I'm reading an article about Role based Access Control, in section 6 (Separation of Duties) I didn't understand this part :
Separation of duty can be either static or dynamic. Compliance with static separation requirements can be determined simply by the assignment of individuals to roles and allocation of transactions to roles. The more difficult case is dynamic separation of duty where compliance with requirements can only be determined during system operation.
Can someone clarify it !
Quoting this SANS article:
Static Separation of Duties defines role memberships that are mutually exclusive. For example, RBAC can ensure that users cannot be members of both the purchasing role and the approving role. That is how SSD ensures that the same person cannot purchase and approve the purchase.
Dynamic Separation of Duties allows the same person to be in the purchasing role and the approving role, but they would be prohibited from approving their own purchase. They would only be able to approve the purchases of others.
Another example would be restricting the person who made firewall configuration changes from auditing and approving those same changes. In the SSD model, a user may not be members of both roles. In the DSD model, a user could be a member of both roles, but could not function in both capacities for the same linked transactions.
What they are referring to is a rule-set that is either extremely rigid, in the case of static, or a little more malleable, as is the case with dynamic.
I will use the article's example to explain a little bit further:
A static policy could require that no individual who can serve as payment initiator could also serve as payment authorizer. This could be implemented by ensuring that no one who can perform the initiator role could also perform the authorizer role.

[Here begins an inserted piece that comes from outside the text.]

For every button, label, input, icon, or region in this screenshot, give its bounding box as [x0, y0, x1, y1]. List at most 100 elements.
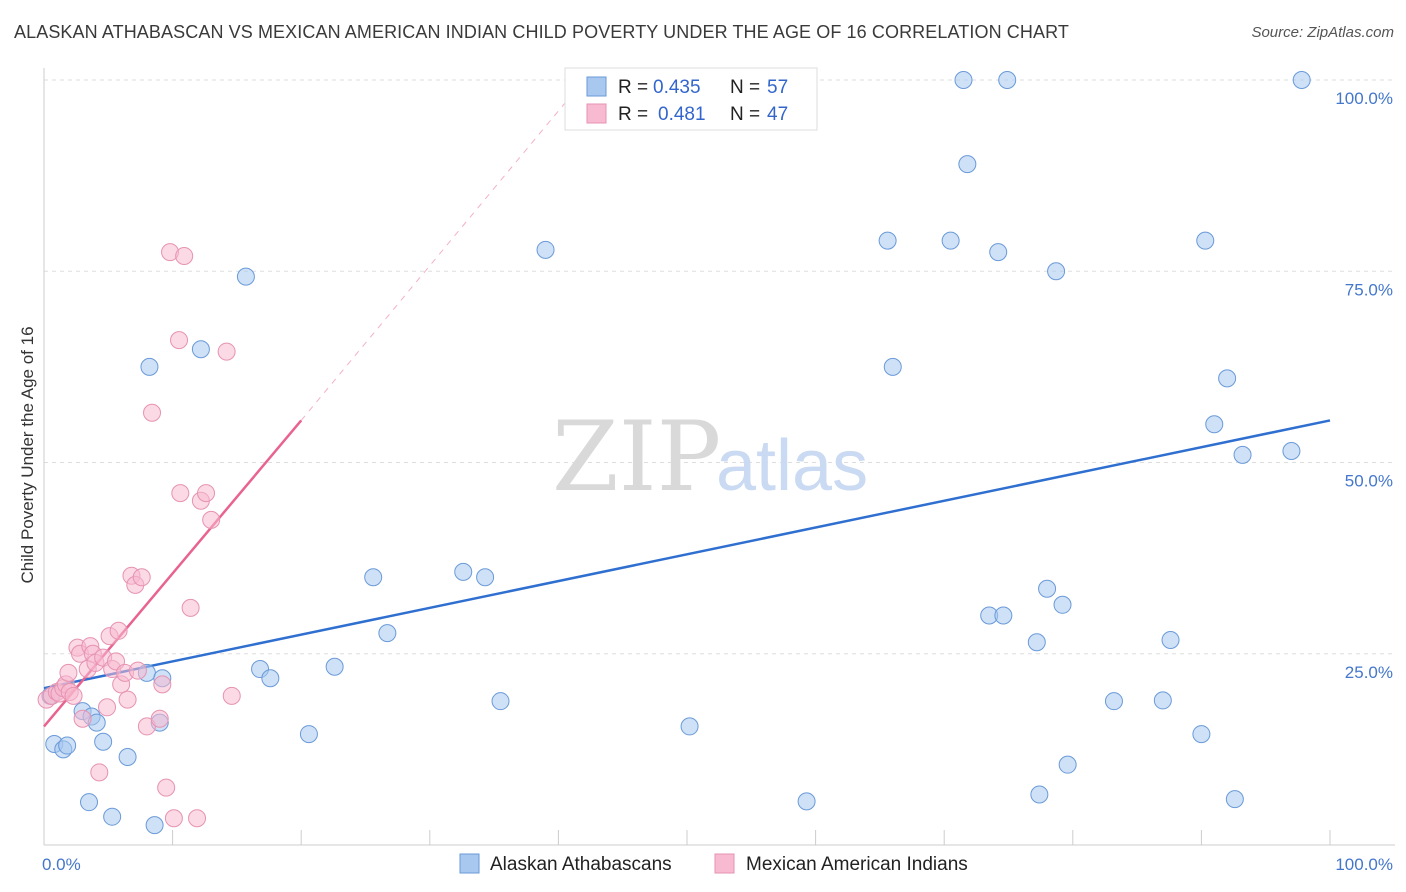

So in this case, the static policy concerning separation of duty would not allow one person to assume to role of payment initiator AND payment authorizer, even at different times. They could either initiate payments, or authorize them. This rule is rigid, meaning that they couldn't assume one role or the other, they are ONLY an authorizer or ONLY an initiator.
Example: Bob is the initiator, and Becky is the authorizer. If Becky doesn't show up to work, Bob cannot assume the role of Becky, the authorizer.
Now a dynamic policy:
More flexibility could be allowed by a dynamic policy that allows the same individual to take on both initiator and authorizer roles, with the exception that no one could authorize payments that he or she had initiated.
So in this case, the dynamic policy concerning separation of duty would not allow one person to initiate payments AND authorize them. They could either initiate payments, or authorize them. Since this is a dynamic policy, they could assume either role as necessary, but they could not assume both roles simultaneously.
Example: Bob is the initiator, Becky is the authorizer. Bob doesn't show up to work. Becky can step in for Bob to initiate, but CANNOT authorize the same payment. Someone else would have to authorize the payment, a third party, Bill. (Or wait until Bob comes back)
The long and short of it is: Static policies separating duties are rigid, your role is your role and you cannot "wear someone else's hat" in order to complete a task. Dynamic policies separating duties are less rigid, and allow for flexibility, but would never give complete control of a process to one individual.